Taking any one species of bird it may be that there are sufficient numbers of breeding pairs to produce sufficient offspring to maintain population levels despite cat predation. And of course there are the other man-made treats to wildlife such as wind turbines and skyscapers, which impact on bird population sizes. It is a complex issue.

However, many young birds don’t make it out of the nest and many starve during the cold winter months. This is because their metabolism runs very fast and they struggle to store enough food to keep themselves alive overnight.

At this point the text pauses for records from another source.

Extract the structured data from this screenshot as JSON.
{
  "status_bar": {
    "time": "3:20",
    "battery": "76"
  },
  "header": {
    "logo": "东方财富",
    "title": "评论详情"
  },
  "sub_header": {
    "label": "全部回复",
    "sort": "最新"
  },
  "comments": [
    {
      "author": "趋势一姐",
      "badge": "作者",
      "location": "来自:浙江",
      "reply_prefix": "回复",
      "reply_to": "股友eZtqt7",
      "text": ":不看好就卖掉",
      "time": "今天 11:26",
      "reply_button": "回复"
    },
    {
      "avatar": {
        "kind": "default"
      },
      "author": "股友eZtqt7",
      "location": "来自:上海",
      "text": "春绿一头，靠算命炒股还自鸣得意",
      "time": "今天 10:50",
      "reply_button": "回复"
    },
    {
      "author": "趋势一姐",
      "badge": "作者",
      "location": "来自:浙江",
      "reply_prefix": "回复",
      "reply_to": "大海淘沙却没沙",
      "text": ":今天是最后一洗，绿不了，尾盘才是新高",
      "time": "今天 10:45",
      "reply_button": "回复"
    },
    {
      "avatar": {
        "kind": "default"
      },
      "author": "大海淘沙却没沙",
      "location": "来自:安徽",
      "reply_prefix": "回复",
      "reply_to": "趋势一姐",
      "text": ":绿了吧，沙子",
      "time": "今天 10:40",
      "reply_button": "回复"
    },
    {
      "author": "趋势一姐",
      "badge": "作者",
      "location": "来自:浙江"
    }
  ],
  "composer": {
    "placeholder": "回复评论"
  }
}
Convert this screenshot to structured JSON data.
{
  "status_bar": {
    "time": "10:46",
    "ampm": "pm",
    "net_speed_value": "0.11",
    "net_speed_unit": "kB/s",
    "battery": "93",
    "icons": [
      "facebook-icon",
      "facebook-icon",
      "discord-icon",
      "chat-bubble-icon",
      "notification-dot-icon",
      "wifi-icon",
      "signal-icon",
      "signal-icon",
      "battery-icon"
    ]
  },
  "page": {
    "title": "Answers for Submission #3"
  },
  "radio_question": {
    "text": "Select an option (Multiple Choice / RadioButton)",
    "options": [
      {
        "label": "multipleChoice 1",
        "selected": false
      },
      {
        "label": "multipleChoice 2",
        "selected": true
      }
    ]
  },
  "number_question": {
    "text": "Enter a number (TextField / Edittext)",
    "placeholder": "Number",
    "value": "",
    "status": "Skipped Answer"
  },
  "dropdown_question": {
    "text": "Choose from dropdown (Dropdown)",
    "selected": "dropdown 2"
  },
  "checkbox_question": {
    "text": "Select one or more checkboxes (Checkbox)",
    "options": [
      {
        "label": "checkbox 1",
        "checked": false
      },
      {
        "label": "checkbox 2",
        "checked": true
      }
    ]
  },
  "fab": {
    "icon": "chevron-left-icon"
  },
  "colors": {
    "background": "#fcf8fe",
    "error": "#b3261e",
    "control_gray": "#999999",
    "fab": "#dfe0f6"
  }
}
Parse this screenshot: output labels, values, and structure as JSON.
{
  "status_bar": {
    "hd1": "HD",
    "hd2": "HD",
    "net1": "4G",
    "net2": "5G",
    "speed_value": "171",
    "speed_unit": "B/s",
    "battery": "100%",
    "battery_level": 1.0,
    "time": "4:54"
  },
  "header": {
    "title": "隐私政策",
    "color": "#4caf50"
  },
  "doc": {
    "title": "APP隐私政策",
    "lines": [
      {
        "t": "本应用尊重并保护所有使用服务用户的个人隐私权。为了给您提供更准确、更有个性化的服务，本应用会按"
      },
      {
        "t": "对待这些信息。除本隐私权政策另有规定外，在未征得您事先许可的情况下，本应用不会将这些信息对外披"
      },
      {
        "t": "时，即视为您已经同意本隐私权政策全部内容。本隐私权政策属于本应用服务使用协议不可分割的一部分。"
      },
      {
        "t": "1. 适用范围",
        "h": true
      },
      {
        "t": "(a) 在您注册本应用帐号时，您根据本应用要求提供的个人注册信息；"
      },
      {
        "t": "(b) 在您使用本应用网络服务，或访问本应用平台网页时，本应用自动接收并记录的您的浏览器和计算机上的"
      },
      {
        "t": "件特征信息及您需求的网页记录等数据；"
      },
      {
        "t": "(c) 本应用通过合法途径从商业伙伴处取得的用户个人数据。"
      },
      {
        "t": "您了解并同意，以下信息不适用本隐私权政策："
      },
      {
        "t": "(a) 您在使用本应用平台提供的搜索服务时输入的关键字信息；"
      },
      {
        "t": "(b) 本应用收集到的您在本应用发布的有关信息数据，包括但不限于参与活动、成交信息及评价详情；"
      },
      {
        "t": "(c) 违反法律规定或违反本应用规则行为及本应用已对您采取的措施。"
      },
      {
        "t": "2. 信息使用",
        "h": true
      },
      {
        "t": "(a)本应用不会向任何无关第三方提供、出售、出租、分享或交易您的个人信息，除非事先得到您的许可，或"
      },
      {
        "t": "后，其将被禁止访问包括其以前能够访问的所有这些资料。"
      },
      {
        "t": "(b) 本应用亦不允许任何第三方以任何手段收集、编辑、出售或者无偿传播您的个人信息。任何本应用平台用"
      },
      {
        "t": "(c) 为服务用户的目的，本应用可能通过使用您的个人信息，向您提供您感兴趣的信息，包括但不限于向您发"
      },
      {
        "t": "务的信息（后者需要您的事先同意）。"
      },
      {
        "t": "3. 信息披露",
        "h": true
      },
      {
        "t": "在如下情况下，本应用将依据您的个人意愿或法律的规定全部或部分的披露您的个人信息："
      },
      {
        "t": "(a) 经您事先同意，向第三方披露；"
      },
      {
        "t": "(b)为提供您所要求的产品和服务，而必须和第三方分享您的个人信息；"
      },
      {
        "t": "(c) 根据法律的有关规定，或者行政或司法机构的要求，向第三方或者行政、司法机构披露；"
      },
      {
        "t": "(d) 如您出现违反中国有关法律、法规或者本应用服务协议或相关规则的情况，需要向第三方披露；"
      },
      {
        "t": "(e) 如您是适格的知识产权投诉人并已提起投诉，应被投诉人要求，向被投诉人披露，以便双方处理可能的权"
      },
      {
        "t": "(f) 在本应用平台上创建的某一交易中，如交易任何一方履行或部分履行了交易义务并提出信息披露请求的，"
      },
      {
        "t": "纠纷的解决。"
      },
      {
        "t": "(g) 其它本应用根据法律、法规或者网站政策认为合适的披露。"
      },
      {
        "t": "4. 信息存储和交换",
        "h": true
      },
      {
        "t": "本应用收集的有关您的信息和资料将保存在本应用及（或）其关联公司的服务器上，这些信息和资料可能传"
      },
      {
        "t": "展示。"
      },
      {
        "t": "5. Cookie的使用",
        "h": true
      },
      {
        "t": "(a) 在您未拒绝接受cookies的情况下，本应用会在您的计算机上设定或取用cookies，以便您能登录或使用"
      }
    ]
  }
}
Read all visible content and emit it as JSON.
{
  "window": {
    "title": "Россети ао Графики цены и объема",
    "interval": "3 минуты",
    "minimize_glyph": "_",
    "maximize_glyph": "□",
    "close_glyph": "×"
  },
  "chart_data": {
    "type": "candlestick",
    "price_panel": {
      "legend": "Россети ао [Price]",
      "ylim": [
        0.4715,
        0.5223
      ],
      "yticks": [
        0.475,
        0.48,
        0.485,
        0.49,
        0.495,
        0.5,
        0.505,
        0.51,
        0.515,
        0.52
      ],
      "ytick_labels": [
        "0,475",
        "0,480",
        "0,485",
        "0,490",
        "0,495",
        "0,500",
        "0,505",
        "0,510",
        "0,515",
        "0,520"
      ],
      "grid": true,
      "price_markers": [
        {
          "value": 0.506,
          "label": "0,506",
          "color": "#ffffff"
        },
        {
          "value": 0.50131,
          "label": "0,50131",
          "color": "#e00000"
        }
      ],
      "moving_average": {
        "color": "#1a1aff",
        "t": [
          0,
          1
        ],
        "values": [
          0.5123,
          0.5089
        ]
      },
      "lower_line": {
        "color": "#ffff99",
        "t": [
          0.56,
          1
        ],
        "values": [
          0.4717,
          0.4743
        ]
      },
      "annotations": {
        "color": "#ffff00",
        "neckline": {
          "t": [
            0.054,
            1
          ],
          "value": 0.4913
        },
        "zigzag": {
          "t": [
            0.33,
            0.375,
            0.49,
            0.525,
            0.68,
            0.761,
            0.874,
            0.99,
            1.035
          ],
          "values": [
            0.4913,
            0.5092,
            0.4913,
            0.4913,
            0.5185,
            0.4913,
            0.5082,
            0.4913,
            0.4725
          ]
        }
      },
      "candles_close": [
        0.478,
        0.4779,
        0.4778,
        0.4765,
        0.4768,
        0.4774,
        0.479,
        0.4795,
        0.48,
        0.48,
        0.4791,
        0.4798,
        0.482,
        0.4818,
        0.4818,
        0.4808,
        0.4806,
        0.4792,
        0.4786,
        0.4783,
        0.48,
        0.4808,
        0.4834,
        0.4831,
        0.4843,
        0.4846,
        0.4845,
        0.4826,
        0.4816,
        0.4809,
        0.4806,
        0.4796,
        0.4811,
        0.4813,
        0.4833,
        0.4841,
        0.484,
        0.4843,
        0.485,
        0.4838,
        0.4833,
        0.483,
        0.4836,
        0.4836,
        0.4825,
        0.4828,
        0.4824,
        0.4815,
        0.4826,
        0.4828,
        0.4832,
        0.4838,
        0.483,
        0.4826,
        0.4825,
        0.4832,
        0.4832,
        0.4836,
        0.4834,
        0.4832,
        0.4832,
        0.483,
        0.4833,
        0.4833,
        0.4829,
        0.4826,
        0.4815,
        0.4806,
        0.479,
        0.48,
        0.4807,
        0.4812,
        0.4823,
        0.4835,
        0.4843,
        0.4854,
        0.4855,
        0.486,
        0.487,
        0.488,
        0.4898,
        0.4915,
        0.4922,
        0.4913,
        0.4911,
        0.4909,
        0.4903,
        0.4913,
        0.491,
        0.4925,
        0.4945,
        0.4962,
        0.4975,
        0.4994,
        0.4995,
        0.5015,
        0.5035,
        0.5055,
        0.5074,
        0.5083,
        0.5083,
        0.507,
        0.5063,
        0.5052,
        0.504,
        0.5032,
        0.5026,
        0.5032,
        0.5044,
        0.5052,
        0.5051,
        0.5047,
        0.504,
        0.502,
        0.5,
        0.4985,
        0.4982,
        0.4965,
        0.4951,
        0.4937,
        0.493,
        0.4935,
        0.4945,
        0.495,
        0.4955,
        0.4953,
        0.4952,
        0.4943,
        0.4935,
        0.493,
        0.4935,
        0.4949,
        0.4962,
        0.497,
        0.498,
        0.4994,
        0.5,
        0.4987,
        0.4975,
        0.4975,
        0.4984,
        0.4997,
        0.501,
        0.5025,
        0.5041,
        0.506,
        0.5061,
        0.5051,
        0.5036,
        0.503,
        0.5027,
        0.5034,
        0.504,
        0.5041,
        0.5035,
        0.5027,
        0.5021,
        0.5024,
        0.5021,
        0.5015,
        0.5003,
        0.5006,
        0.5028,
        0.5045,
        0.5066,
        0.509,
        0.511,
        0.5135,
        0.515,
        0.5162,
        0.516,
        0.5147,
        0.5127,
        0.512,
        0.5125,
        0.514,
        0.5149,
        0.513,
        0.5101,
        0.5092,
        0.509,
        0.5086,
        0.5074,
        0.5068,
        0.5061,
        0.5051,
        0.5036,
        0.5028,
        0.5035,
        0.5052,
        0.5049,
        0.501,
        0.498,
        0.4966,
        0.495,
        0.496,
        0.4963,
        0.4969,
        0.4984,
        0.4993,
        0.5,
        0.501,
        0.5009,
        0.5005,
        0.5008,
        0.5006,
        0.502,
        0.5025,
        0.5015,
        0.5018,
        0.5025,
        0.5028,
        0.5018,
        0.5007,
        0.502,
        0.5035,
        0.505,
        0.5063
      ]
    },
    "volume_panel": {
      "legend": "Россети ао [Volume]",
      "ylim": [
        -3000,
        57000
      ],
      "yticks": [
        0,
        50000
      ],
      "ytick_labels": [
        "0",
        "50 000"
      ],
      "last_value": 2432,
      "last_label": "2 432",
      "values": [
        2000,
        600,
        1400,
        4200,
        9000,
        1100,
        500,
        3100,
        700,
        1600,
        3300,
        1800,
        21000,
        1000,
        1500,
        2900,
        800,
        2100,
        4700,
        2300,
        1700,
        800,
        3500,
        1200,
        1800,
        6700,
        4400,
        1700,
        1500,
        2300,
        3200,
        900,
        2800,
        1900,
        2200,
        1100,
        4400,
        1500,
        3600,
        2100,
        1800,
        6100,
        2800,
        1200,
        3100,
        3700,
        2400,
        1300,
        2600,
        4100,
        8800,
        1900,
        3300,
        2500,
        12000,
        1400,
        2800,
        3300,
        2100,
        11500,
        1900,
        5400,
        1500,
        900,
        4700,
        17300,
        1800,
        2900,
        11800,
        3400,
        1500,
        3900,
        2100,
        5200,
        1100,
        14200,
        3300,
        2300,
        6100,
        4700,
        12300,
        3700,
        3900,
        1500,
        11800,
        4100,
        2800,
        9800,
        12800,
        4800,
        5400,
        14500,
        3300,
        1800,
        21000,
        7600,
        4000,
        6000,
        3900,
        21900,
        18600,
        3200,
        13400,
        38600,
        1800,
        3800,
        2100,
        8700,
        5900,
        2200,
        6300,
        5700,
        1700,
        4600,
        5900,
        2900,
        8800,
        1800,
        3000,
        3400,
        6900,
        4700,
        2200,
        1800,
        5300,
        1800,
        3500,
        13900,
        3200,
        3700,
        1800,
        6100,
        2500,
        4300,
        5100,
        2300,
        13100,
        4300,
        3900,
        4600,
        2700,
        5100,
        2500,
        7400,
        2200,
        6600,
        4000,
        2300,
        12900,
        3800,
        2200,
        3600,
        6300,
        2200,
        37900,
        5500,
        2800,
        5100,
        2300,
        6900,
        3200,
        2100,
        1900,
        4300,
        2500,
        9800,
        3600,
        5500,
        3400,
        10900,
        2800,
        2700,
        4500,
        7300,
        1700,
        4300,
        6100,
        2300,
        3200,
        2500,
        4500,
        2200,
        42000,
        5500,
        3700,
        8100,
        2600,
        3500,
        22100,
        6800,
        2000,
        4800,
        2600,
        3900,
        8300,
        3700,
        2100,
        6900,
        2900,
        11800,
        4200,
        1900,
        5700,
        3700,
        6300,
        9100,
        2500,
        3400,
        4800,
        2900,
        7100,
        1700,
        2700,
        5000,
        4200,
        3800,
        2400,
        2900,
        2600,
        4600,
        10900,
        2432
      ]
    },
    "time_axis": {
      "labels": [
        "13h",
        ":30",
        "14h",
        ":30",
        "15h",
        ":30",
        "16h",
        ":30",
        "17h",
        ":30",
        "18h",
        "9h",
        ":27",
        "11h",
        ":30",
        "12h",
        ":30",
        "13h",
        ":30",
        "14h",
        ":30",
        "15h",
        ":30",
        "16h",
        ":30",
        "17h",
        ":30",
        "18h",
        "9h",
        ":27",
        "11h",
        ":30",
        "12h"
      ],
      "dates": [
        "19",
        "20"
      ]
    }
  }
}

When a domestic cat returns from a hunting trip, the bird he has in his mouth when he comes through the cat flap may have died from natural causes during the night. The cat simply picked up the body. Cats may simply be collecting birds and other animals that were destined to soon die anyway.

These animals are easy prey for a cat. It is the sort of prey a cat would go for. These animals may be malnourished and ill. A study which examined the condition of prey brought in by cats found that the animals were in general underweight and ill.

The conclusions of studies that I have read have not referred to the possibility that the cat’s prey, birds or small mammals, may have been ill or malnourished. There should be some sort of estimate of the percentage of cat prey items that are in this condition at any one time. This should then be factored in to the study’s conclusion.

If domestic cats are taking birds which are dying anyway of natural causes their impact on bird numbers is much less than as stated.